Pİ SAYISI PİR SAYGISI
Mesele salt gitmek olsa yol herkesle gidilir. Ancak denizden ağaç denizine yolculuklar idenin olgunlaşması, yolun felsefi temellerinin atılması içindir. Yani kavramların kavranması içindir. Bir sıra tek mısra poetik sırrın ünlenmesi içindir. Bu yüzden yoldaşlık önemlidir. Yol yordam gözetmeyen, dilde ve kalpte özümsenmeyen sentetik sentezcilerle yol gidilmez. Bunlarla çıkılan yolculuklar diyalektik mantıkla güncellenemez. Zaten her durumda dünya düaliteyi yaşar. Ve düalizm için dünya ötesi bir cennet veya cehennem gerekir. Bu değişik zamanlarda üst akılla çeşitlenen ve çeşitli argümanlarla zenginleştirilen realiteden kaçıştır. Böylesi her öğreti ortaklaşmacı boyuta evrilemez sadece savunma refleksini zayıflatır. Haliyle ortak yarar anlayışı da unutulur gider...
Unutulmaması gereken trajikomik traş, irrasyonal aforizma; “Neoklasik ekonomi düşüncesinden epistemolojik bir kopuşu temsil eden heterodoks yaklaşım, günümüzde giderek ön plana çıkan davranışsal ekonomi ve nöroekonomi gibi alanların da etkisiyle daha fazla önem kazanmaktadır.” farazasıdır. Hayat bazen bu döngüsel sörf artığı ve benzerleriyle evrene sabitlenir. Falan feşmekan fikri sabitlik zor geçen kirli paslı günleri yaratır...
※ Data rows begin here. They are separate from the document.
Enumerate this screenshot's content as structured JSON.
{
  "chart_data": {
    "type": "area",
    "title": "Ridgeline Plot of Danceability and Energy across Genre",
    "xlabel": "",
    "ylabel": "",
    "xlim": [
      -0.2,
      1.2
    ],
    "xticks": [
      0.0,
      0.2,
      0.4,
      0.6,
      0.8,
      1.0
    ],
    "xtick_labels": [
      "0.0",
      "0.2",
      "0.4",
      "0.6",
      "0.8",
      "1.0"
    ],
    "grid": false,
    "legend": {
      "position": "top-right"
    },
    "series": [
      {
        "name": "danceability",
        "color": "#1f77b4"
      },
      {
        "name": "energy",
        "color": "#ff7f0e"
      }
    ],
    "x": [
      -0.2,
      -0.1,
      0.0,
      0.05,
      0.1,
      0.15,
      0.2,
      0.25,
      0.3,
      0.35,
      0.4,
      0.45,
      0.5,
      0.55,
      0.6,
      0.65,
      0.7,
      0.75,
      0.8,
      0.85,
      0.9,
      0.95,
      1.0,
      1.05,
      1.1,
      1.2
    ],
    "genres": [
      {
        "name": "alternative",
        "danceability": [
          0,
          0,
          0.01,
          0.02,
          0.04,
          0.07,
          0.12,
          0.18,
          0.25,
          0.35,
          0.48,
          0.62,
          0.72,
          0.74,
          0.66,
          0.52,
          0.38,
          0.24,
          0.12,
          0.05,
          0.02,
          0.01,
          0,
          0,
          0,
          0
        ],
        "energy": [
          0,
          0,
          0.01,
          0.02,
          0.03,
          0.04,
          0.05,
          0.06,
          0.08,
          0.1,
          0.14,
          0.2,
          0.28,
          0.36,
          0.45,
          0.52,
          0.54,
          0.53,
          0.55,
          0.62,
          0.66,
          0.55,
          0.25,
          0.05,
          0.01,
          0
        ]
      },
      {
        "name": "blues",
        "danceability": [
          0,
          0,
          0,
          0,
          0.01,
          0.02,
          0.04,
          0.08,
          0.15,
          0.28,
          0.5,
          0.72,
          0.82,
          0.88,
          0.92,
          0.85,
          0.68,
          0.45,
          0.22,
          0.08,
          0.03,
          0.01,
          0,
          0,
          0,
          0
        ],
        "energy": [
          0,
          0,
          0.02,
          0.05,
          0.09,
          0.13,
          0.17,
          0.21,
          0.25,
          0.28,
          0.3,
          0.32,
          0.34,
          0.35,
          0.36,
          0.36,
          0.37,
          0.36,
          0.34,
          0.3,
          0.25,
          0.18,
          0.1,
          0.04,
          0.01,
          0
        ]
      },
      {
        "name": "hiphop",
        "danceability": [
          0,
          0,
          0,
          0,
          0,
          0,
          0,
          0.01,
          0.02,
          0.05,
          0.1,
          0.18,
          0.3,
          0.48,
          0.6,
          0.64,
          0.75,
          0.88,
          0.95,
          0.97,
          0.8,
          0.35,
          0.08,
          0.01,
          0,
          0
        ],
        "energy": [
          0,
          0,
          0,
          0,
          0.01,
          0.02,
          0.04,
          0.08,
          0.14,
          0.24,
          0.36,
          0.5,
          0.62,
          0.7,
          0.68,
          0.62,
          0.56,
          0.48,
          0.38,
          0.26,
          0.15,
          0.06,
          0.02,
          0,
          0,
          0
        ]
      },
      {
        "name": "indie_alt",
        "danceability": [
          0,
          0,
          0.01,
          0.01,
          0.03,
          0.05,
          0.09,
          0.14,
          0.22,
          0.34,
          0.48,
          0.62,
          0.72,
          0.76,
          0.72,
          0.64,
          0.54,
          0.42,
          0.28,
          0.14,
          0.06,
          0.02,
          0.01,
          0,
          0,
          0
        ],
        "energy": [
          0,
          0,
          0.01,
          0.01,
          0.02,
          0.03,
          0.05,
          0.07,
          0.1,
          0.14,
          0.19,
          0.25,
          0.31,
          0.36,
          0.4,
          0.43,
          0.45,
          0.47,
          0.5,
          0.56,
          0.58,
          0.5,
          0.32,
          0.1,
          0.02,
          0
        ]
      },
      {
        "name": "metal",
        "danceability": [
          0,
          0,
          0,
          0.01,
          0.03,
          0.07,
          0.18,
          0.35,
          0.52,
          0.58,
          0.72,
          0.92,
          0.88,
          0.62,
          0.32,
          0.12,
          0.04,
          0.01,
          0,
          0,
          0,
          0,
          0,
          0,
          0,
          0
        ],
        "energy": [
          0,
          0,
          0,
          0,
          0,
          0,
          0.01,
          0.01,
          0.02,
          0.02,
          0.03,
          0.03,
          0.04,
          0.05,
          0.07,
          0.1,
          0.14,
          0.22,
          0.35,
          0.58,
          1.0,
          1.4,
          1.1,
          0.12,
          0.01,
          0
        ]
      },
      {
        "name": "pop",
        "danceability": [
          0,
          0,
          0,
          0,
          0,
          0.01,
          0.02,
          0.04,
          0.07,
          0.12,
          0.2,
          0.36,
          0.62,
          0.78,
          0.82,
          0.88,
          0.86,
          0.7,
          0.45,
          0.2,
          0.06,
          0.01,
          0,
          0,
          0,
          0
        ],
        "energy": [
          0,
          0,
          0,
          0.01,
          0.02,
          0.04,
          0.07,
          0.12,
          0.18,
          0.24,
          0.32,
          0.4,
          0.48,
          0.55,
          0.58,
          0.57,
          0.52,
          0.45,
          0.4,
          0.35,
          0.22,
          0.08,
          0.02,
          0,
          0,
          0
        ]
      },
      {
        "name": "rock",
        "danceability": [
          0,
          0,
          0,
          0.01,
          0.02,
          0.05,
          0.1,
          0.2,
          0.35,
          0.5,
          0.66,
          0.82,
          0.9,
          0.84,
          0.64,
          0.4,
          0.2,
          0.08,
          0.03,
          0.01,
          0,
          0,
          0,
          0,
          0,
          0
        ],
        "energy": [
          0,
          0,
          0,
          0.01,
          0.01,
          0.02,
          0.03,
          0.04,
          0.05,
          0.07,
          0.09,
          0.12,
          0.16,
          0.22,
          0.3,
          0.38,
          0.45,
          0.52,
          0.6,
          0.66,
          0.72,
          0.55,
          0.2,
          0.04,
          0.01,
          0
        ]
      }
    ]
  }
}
Eksik yaratı yoğun karartı güzergahında yola koyulanlar resmen ölüm kalım savaşına endekslenir. İşte o zaman iki yüzü de keskinleşir yaslı şehrin. Yollar tutulur, ide unutulur, yolculuk zorlaşır. Haliyle yoldaşlık da yozlaşır. Yine de irrasyonal çembere sabitlenen yollara vurulur ister istemez. Ama daha ilk etapta tuzaklar kuruludur. Kulvarlara siperler kazılıdır. Gözaltılar kasıtlıdır. Ve çanlar canlar için çaldıkça çalar...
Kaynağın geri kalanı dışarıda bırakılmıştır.